Il existe très peu de traitements curatifs contre la drépanocytose. Cependant, la thérapie génique -une greffe de moelle osseuse- semble se démarquer pour certains spécialistes, mais elle n’est pas accessible à tous. Dans les pays en développement, même l’antibiotique qui permet de réduire la mortalité causée par la maladie, la pénicilline, n’est pas disponible.

"En France et dans les pays riches, des traitements sont en cours d’expérimentation et l'on a beaucoup amélioré les conditions de survie des patients. Même si les Antilles sont bien moins loties que l’Hexagone, la maladie est quand même mieux prise en charge que dans les pays d’Afrique sub-saharienne", affirme la professeure Brigitte Ranque.

Plus de formation et d’éducation sur la drépanocytose

Le manque de personnel qualifié forme l’une des barrières principales pour l’amélioration des soins des drépanocytaires. Cette pénurie de spécialistes touche principalement l’Afrique et l’Inde, où très peu de programmes concernent la pathologie. La commission Lancet Haematology demande à ce que la drépanocytose devienne une priorité dans tous les pays au niveau de l’éducation et de la formation. Également, elle estime que plus de financement doivent être alloués pour encourager les recherches sur la drépanocytose.
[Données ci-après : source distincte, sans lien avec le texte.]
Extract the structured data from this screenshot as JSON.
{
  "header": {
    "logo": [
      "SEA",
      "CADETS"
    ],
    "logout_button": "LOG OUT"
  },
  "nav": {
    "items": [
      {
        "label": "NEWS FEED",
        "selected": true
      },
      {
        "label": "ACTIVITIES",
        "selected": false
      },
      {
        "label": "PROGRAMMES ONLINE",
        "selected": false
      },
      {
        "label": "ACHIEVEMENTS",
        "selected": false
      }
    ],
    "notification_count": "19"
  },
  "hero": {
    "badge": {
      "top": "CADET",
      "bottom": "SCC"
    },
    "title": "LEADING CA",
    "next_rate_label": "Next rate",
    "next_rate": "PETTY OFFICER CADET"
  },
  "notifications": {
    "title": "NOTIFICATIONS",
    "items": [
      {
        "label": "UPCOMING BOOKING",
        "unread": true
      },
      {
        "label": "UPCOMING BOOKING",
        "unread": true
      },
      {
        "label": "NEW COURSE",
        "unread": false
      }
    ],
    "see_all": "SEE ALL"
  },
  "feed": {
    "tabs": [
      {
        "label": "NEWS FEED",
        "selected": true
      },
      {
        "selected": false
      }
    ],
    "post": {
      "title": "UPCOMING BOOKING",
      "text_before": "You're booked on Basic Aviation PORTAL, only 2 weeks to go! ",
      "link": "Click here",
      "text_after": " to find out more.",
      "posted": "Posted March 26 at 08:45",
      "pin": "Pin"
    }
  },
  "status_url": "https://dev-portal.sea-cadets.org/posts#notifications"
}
"La drépanocytose n’est pas étudiée dans les facs de médecines, ni dans les écoles d’infirmières. Notre association essaie d’éduquer là-dessus en allant sur le terrain, c’est une aberration", dénonce Jenny Hippocrate.

Aux Antilles, selon les chiffres communiqués par Jenny Hippocrate, il y aurait entre 2 500 et 4 000 drépanocytaires et 80 000 porteurs sains, soit 10 à 15% de la population.